La strada regala vallate improvvise e tratti nella vegetazione folta, nella quale resistono sporadiche sacche di neve anche in primavera. L’ultimo chilometro verso la cima è un single-track in bilico sul costone di una ripida vallata, che dischiude lo splendido panorama simbruino, dai monti in lontananza a quelli in Vicinanza.
Ci troviamo a poche vallate di distanza da Vallepietra, set di alcune scene del film “Lo chiamavano trinità” con Bud Spencer e Terence Hill. Il sentiero per arrivarci, più lungo, è comunque indicato dalla rete CAI.
Superato l’ultimo ostacolo e le vertigini da orrido, ci troviamo in vetta: uno spazio rado, brullo, sassoso, dove il vento sferza senza pietà un cumulo di pietre bianche che indica la cima. Tutto intorno, cielo e nuvole.

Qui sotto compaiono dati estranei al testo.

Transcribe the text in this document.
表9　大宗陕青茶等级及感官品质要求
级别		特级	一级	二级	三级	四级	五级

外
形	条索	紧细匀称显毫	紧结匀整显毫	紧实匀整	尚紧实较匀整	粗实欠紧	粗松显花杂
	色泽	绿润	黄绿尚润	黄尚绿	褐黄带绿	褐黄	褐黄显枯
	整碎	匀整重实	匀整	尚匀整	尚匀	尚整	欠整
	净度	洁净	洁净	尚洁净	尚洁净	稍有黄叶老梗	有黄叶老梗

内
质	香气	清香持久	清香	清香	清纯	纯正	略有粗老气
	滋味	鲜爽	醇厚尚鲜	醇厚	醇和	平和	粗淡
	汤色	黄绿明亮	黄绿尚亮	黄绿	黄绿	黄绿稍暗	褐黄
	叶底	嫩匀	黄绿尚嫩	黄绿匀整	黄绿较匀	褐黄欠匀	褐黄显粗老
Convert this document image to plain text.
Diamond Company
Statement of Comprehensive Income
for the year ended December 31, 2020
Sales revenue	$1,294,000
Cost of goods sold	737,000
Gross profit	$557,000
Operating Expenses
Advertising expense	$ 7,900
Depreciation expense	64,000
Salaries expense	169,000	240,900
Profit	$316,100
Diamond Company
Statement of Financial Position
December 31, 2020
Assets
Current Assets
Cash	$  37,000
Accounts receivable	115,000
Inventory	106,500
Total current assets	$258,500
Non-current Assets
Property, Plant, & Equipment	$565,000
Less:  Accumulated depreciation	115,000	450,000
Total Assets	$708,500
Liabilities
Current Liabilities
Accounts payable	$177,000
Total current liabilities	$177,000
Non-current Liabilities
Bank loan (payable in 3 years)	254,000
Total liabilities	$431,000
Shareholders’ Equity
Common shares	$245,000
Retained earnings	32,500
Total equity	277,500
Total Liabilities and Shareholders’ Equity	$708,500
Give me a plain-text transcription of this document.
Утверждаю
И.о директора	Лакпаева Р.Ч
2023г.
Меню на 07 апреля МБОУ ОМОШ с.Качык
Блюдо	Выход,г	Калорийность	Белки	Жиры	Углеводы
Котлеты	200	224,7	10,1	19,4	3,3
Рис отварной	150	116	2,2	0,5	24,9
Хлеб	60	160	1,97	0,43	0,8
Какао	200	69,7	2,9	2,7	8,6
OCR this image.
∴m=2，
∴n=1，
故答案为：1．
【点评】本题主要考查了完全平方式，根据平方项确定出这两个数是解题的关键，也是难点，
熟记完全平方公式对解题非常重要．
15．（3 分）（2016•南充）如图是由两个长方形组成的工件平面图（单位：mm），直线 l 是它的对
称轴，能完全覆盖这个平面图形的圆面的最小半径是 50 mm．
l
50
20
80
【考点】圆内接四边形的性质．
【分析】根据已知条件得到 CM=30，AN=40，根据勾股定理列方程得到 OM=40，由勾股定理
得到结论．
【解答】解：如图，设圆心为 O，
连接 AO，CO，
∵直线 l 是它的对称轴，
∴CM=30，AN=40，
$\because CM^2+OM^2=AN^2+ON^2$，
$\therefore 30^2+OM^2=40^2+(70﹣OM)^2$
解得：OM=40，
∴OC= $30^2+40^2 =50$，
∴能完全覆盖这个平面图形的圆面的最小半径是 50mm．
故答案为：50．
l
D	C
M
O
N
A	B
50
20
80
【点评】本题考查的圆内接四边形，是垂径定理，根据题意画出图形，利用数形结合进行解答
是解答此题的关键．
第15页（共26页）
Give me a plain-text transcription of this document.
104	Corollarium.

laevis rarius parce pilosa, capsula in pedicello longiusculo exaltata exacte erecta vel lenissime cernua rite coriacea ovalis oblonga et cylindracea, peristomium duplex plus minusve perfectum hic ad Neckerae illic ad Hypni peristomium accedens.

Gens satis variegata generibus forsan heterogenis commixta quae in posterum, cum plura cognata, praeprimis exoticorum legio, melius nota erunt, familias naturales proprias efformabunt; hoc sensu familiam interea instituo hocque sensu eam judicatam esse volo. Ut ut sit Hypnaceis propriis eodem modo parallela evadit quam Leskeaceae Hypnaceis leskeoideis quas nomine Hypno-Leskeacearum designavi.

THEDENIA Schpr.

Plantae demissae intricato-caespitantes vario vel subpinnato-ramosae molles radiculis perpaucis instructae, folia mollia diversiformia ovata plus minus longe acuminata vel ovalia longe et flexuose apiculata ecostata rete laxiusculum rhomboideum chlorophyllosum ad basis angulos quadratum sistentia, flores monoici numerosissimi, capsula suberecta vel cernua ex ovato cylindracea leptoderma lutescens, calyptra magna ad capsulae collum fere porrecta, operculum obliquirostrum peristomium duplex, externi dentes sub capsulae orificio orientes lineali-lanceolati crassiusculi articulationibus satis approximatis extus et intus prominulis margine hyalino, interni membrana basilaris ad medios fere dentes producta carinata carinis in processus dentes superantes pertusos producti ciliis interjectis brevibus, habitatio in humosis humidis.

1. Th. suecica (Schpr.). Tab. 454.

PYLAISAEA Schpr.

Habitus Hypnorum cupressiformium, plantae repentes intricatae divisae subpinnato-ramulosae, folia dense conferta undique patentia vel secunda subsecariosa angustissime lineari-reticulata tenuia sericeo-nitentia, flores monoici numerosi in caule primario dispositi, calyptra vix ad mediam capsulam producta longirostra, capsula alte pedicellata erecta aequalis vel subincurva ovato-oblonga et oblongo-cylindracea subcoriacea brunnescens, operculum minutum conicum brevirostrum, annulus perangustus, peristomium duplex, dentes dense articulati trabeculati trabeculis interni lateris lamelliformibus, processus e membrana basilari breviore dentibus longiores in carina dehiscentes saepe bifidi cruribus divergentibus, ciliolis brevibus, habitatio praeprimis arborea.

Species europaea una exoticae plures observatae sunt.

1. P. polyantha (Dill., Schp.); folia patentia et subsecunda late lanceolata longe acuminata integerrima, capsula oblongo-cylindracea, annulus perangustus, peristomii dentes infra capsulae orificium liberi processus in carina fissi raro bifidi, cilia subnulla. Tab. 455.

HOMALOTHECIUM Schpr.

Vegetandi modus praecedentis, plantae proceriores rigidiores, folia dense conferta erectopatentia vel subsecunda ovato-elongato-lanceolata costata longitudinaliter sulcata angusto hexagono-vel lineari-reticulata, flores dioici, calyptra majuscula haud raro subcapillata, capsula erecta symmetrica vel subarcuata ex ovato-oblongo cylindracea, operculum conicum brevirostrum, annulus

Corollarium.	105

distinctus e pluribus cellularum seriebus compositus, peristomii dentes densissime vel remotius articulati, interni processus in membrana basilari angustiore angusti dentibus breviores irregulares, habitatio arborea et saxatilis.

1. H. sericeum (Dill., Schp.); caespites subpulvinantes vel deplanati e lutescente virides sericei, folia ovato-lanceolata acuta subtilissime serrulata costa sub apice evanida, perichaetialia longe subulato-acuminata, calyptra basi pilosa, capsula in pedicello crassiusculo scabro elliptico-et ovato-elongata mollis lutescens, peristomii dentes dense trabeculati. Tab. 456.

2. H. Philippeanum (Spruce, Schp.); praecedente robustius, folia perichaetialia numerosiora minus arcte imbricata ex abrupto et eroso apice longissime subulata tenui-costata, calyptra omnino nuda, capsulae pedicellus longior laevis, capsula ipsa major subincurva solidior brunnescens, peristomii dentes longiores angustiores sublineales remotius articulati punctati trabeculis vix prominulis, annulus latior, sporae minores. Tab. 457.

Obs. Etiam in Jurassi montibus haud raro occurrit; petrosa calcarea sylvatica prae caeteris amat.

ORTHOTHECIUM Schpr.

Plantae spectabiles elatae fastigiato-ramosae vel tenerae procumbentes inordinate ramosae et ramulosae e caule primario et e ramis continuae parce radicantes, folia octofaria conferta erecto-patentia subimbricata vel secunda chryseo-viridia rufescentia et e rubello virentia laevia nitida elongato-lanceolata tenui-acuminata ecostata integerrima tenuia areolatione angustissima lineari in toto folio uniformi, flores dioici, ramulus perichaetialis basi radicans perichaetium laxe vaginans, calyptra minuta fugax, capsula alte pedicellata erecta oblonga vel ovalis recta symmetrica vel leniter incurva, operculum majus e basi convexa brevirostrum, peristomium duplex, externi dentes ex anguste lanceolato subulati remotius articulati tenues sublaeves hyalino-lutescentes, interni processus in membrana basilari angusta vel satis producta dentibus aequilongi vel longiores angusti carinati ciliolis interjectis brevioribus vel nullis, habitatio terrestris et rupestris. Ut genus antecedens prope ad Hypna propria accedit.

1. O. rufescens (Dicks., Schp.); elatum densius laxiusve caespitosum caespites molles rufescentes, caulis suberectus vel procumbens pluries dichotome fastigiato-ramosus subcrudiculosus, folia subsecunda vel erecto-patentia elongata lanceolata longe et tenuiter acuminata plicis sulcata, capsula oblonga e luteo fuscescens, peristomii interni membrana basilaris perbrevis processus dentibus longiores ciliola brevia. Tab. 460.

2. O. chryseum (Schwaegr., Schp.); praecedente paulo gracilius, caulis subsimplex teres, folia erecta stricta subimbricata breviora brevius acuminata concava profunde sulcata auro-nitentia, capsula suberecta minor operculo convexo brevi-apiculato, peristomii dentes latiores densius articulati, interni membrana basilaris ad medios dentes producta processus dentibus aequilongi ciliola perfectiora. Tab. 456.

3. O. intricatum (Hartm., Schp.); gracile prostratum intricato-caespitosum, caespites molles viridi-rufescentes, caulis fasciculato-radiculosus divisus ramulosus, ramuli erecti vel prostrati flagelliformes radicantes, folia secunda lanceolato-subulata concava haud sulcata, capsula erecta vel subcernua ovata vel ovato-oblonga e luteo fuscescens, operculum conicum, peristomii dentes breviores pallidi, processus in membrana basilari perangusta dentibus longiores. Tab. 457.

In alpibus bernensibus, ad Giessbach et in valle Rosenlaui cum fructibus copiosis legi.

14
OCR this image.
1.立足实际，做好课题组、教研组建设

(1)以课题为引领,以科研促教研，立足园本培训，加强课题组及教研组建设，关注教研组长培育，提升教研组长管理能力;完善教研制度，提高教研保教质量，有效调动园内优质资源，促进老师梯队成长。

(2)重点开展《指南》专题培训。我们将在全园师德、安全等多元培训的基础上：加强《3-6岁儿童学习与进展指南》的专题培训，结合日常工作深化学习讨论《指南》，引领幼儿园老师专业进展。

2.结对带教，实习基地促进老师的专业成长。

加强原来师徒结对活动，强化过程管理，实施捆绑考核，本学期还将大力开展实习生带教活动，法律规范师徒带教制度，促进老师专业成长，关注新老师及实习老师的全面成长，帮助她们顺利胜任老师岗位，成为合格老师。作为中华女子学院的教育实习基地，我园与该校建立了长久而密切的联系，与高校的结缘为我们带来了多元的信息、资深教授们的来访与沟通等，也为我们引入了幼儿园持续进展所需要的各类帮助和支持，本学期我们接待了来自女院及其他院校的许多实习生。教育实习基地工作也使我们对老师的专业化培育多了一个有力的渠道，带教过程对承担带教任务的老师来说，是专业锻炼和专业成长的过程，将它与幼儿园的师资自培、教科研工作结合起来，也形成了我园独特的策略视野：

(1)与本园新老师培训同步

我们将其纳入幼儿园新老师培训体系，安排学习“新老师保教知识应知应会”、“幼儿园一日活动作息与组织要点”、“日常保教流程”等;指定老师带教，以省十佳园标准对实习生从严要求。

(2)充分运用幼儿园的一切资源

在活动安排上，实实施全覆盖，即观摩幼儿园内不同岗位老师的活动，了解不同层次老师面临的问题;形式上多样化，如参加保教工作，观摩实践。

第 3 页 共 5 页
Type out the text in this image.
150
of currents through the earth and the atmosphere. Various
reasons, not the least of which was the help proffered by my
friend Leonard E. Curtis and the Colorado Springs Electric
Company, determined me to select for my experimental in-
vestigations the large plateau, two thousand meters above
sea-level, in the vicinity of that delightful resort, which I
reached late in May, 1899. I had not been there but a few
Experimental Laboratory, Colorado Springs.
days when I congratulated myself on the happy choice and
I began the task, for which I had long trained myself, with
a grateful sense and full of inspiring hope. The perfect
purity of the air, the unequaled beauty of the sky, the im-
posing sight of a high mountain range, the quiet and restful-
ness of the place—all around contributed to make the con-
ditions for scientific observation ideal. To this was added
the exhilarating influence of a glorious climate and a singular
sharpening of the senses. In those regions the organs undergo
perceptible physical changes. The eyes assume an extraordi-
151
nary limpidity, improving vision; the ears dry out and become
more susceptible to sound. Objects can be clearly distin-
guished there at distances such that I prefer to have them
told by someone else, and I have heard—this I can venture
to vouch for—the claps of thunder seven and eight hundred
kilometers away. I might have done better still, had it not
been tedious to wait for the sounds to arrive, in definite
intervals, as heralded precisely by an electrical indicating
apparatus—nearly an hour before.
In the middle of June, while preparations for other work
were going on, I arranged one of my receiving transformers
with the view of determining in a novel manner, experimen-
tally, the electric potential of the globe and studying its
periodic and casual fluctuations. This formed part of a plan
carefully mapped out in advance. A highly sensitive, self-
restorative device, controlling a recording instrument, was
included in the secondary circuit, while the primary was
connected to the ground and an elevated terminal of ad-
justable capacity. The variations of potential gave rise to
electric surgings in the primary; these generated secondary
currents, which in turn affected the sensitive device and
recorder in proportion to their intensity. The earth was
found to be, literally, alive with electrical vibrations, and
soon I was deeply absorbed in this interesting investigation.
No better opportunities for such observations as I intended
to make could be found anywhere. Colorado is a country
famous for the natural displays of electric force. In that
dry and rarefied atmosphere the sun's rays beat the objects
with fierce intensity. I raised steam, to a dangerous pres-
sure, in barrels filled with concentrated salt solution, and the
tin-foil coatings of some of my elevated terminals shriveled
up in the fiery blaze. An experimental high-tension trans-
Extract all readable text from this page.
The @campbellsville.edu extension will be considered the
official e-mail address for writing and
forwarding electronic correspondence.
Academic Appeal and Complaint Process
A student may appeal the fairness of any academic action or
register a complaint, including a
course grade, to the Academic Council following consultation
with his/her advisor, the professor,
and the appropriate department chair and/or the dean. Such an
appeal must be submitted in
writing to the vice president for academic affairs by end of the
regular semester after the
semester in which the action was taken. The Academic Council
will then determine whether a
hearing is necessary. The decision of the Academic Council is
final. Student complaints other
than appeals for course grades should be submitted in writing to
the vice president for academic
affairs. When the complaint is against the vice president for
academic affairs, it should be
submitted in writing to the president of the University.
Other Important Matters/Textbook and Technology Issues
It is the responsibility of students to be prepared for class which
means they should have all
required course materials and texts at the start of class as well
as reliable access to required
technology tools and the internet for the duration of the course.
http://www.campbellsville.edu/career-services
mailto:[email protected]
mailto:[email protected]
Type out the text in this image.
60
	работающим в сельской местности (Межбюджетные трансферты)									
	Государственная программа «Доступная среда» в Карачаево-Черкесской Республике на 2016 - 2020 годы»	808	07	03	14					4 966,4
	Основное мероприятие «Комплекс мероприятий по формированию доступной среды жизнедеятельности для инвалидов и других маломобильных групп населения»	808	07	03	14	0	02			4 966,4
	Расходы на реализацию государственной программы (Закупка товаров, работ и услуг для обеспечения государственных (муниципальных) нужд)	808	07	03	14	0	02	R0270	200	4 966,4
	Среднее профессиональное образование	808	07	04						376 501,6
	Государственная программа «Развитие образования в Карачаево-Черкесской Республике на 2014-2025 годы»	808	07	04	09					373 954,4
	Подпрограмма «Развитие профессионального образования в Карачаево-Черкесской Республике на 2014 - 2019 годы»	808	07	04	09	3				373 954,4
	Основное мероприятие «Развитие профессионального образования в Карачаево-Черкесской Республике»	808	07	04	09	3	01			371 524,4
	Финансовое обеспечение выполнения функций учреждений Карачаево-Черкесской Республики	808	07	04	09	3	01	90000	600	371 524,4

Esistono due sentieri per la vetta, ma noi per ragioni di tempo abbiamo preferito tornare sui nostri passi e poi sulla strada asfaltata verso Livata.
Dopo la vertiginosa discesa, il sentiero per tornare a Campaegli è una mulattiera sconnessa e sassosa che offre ulteriori, inaspettati passaggi sul versante laziale e sul bel castello di Carsoli, che dopo qualche km di falsopiano piuttosto impegnativo riconduce a Campaegli. A questo punto, se siete venuti in treno e avete pagato pegno per arrivare qui da Carsoli, avrete la meritata ricompensa di 20 km di discesa monumentale, violenta, solenne.